The announcement unwittingly belies Prime Minister Narendra Modi’s old promise of “housing for all” by 2022, a deadline later extended to March 2024. With Thursday’s announcement, the Pradhan Mantri Awas Yojana Grameen (PMAY-G) is set to remain in force till at least 2029.

Families like that of Abakasa Behera, a 50-year-old Dalit from Kapileswarpur village in Puri district of Odisha whom The Telegraph spoke with last week, would draw little hope from Sitharaman’s latest promise.

Abakasa lives in a one-room, asbestos-roof house with his wife, three children and mother. He and his late father Sagar Behera had failed to secure inclusion in the PMAY-G beneficiaries’ list despite applying to the administration repeatedly over three decades.

Abakasa can get a house only if the Modi government asks the states to identify new families for the benefit. However, the fixing of the target at 2 crore raises doubts about any fresh identification of beneficiaries.

In 2016, the Centre announced a target of “housing for all” by March 2022. Based on socio-economic data from the Socio-Economic Caste Census of 2011-12, the government identified 2.95 crore households as PMAY-G beneficiaries.

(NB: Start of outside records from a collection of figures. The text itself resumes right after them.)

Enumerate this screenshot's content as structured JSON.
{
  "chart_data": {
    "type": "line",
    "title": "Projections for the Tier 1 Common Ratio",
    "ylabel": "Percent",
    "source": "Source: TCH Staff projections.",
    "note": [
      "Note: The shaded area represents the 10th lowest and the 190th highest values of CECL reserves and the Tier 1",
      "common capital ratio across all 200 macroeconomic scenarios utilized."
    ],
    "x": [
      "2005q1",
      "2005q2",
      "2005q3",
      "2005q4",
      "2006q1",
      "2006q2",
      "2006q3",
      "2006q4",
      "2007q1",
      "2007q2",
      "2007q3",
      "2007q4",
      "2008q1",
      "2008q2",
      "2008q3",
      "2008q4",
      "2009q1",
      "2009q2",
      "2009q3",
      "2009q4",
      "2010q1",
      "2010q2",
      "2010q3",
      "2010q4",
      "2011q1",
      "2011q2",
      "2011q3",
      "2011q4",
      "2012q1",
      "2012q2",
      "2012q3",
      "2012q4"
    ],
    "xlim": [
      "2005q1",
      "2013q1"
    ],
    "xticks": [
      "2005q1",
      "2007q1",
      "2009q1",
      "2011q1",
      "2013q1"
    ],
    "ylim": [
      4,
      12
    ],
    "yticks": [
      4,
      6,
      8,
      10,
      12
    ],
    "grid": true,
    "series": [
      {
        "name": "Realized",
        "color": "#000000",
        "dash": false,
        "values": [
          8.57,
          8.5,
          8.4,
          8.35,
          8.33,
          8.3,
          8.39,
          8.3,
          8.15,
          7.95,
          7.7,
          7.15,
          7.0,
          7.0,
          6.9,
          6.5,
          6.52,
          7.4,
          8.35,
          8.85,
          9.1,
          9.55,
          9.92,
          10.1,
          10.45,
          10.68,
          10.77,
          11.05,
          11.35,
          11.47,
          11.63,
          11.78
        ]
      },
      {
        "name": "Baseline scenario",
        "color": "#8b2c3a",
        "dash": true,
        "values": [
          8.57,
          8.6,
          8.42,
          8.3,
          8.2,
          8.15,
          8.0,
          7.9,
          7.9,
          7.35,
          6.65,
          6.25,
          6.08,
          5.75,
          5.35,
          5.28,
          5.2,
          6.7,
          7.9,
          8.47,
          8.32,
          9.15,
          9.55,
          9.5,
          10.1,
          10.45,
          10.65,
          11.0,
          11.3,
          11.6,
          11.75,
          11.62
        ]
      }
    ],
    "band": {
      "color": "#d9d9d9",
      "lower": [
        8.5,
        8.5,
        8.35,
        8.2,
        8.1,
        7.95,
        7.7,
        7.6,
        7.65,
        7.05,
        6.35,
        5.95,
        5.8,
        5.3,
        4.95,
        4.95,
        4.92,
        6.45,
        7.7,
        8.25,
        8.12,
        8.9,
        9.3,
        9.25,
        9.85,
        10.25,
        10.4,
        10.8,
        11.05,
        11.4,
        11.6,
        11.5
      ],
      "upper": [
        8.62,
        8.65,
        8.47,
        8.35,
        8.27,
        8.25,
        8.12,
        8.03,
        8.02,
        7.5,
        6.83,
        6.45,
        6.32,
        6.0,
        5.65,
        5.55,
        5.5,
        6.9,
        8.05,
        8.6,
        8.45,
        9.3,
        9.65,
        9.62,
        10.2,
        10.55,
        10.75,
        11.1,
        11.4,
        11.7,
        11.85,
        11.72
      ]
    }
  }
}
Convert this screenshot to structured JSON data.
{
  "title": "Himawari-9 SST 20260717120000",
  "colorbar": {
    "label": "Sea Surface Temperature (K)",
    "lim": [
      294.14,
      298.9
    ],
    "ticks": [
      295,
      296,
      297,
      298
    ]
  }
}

The scheme provides every beneficiary household with Rs 1.2 lakh in the plains, and Rs 1.3 lakh in hilly areas, to build a house.

Running their own housing schemes, the state governments have built nearly 1 crore houses for families from among the PMAY-G’s list of 2.95 crore. The Centre expects to be able to complete the remaining 1.95 crore houses by March 2024.

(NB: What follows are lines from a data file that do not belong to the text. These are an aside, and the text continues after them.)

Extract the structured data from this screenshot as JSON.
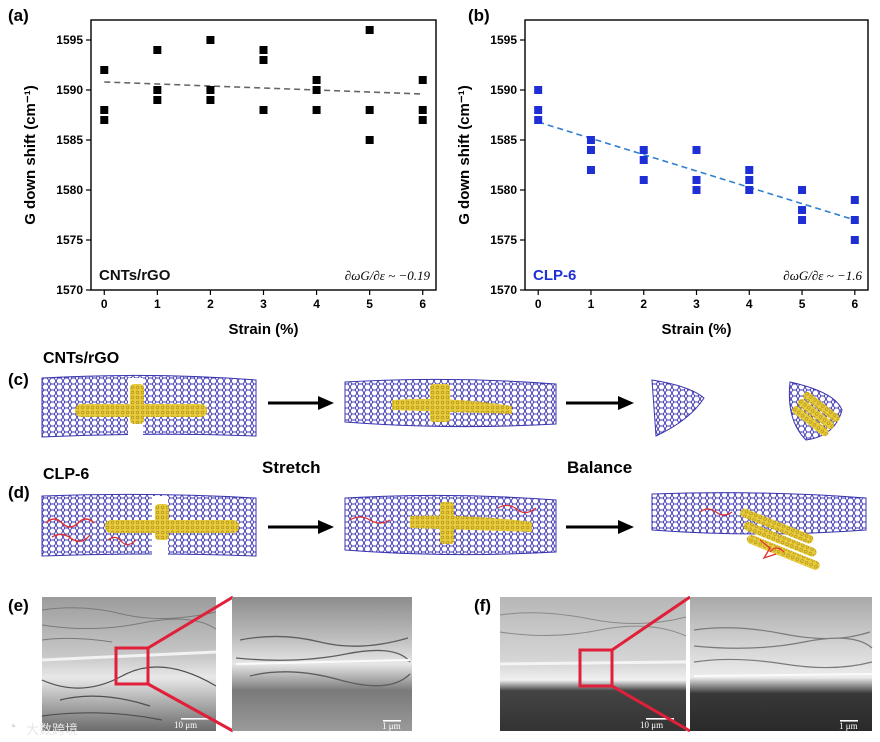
{
  "chart_data": [
    {
      "id": "a",
      "type": "scatter",
      "panel_label": "(a)",
      "sample_label": "CNTs/rGO",
      "formula": "∂ωG/∂ε ~ −0.19",
      "xlabel": "Strain (%)",
      "ylabel": "G down shift (cm⁻¹)",
      "xlim": [
        -0.25,
        6.25
      ],
      "ylim": [
        1570,
        1597
      ],
      "xticks": [
        0,
        1,
        2,
        3,
        4,
        5,
        6
      ],
      "yticks": [
        1570,
        1575,
        1580,
        1585,
        1590,
        1595
      ],
      "marker_color": "#000000",
      "trend_color": "#666666",
      "points": [
        [
          0,
          1592
        ],
        [
          0,
          1588
        ],
        [
          0,
          1587
        ],
        [
          1,
          1594
        ],
        [
          1,
          1590
        ],
        [
          1,
          1589
        ],
        [
          2,
          1595
        ],
        [
          2,
          1590
        ],
        [
          2,
          1589
        ],
        [
          3,
          1594
        ],
        [
          3,
          1593
        ],
        [
          3,
          1588
        ],
        [
          4,
          1591
        ],
        [
          4,
          1590
        ],
        [
          4,
          1588
        ],
        [
          5,
          1596
        ],
        [
          5,
          1588
        ],
        [
          5,
          1585
        ],
        [
          6,
          1591
        ],
        [
          6,
          1588
        ],
        [
          6,
          1587
        ]
      ],
      "trend": [
        [
          0,
          1590.8
        ],
        [
          6,
          1589.6
        ]
      ]
    },
    {
      "id": "b",
      "type": "scatter",
      "panel_label": "(b)",
      "sample_label": "CLP-6",
      "formula": "∂ωG/∂ε ~ −1.6",
      "xlabel": "Strain (%)",
      "ylabel": "G down shift (cm⁻¹)",
      "xlim": [
        -0.25,
        6.25
      ],
      "ylim": [
        1570,
        1597
      ],
      "xticks": [
        0,
        1,
        2,
        3,
        4,
        5,
        6
      ],
      "yticks": [
        1570,
        1575,
        1580,
        1585,
        1590,
        1595
      ],
      "marker_color": "#1f2fd6",
      "trend_color": "#2f7fd0",
      "points": [
        [
          0,
          1590
        ],
        [
          0,
          1588
        ],
        [
          0,
          1587
        ],
        [
          1,
          1585
        ],
        [
          1,
          1584
        ],
        [
          1,
          1582
        ],
        [
          2,
          1584
        ],
        [
          2,
          1583
        ],
        [
          2,
          1581
        ],
        [
          3,
          1584
        ],
        [
          3,
          1581
        ],
        [
          3,
          1580
        ],
        [
          4,
          1582
        ],
        [
          4,
          1581
        ],
        [
          4,
          1580
        ],
        [
          5,
          1580
        ],
        [
          5,
          1578
        ],
        [
          5,
          1577
        ],
        [
          6,
          1579
        ],
        [
          6,
          1577
        ],
        [
          6,
          1575
        ]
      ],
      "trend": [
        [
          0,
          1586.8
        ],
        [
          6,
          1577.0
        ]
      ]
    }
  ],
  "schematics": {
    "c": {
      "panel_label": "(c)",
      "sample_label": "CNTs/rGO"
    },
    "d": {
      "panel_label": "(d)",
      "sample_label": "CLP-6"
    },
    "stretch_label": "Stretch",
    "balance_label": "Balance"
  },
  "micrographs": {
    "e": {
      "panel_label": "(e)",
      "scale_left": "10 μm",
      "scale_right": "1 μm"
    },
    "f": {
      "panel_label": "(f)",
      "scale_left": "10 μm",
      "scale_right": "1 μm"
    }
  },
  "watermark": "大数跨境",
  "colors": {
    "sheet": "#3a35b0",
    "tube": "#e2c235",
    "polymer": "#e03030",
    "arrow": "#000000",
    "zoom_frame": "#e0203a",
    "sem_dark": "#5a5a5a",
    "sem_light": "#bdbdbd"
  }
}
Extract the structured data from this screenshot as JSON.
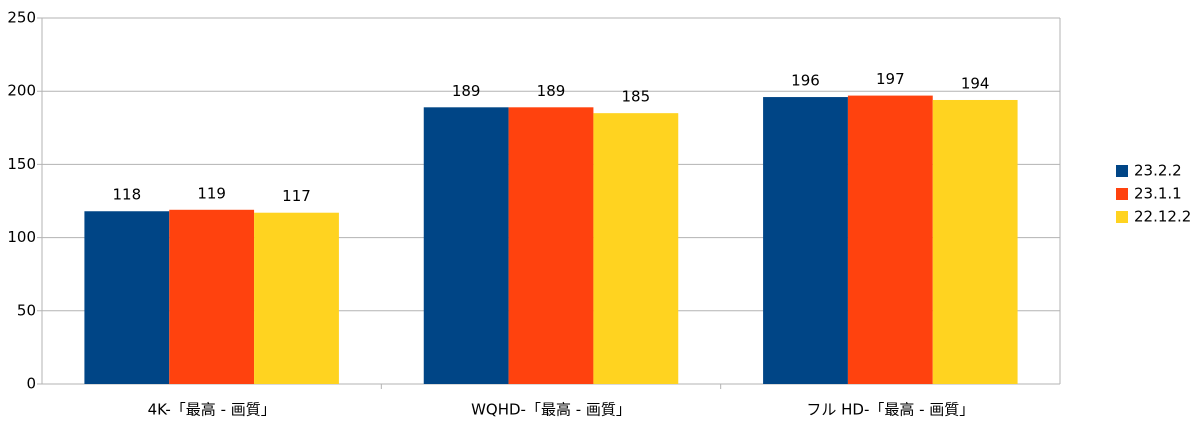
{
  "chart_data": {
    "type": "bar",
    "categories": [
      "4K-「最高 - 画質」",
      "WQHD-「最高 - 画質」",
      "フル HD-「最高 - 画質」"
    ],
    "series": [
      {
        "name": "23.2.2",
        "color": "#004586",
        "values": [
          118,
          189,
          196
        ]
      },
      {
        "name": "23.1.1",
        "color": "#ff420e",
        "values": [
          119,
          189,
          197
        ]
      },
      {
        "name": "22.12.2",
        "color": "#ffd320",
        "values": [
          117,
          185,
          194
        ]
      }
    ],
    "ylim": [
      0,
      250
    ],
    "yticks": [
      0,
      50,
      100,
      150,
      200,
      250
    ],
    "grid": true,
    "legend": "right"
  }
}
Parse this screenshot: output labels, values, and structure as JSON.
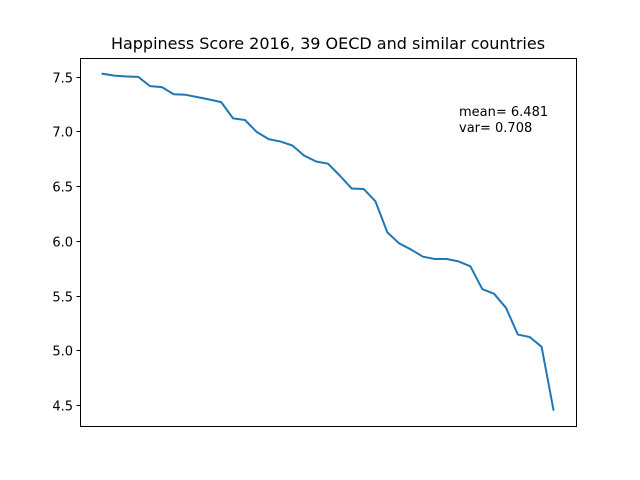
{
  "chart_data": {
    "type": "line",
    "title": "Happiness Score 2016, 39 OECD and similar countries",
    "xlabel": "",
    "ylabel": "",
    "x_ticks_shown": false,
    "ylim": [
      4.31,
      7.67
    ],
    "yticks": [
      4.5,
      5.0,
      5.5,
      6.0,
      6.5,
      7.0,
      7.5
    ],
    "ytick_labels": [
      "4.5",
      "5.0",
      "5.5",
      "6.0",
      "6.5",
      "7.0",
      "7.5"
    ],
    "grid": false,
    "line_color": "#1f77b4",
    "annotations": [
      "mean= 6.481",
      "var= 0.708"
    ],
    "series": [
      {
        "values": [
          7.526,
          7.509,
          7.501,
          7.498,
          7.413,
          7.404,
          7.339,
          7.334,
          7.313,
          7.291,
          7.267,
          7.119,
          7.104,
          6.994,
          6.929,
          6.907,
          6.871,
          6.778,
          6.725,
          6.705,
          6.596,
          6.478,
          6.474,
          6.361,
          6.078,
          5.977,
          5.921,
          5.856,
          5.835,
          5.835,
          5.813,
          5.768,
          5.56,
          5.517,
          5.389,
          5.145,
          5.123,
          5.033,
          4.459
        ]
      }
    ]
  }
}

In 2018, the state governments conducted Awas Plus surveys that identified 3.57 crore additional households that needed housing support. But the Union rural development ministry contested the figure and asked the states to verify it. After scrutiny, the Awas Plus list was pruned to 2.8 crore. From among these, the rural development ministry has sanctioned houses for 91 lakh families.

The remaining 1.9 crore identified households are already on the waiting list, with most of them from rural areas.

P.V. Rajagopal, chairman of the Ekta Parishad, an organisation that advocates land reforms and housing for the poor, said many more rural households remain that need housing, and the government’s announcement would leave out a large number of these unidentified families.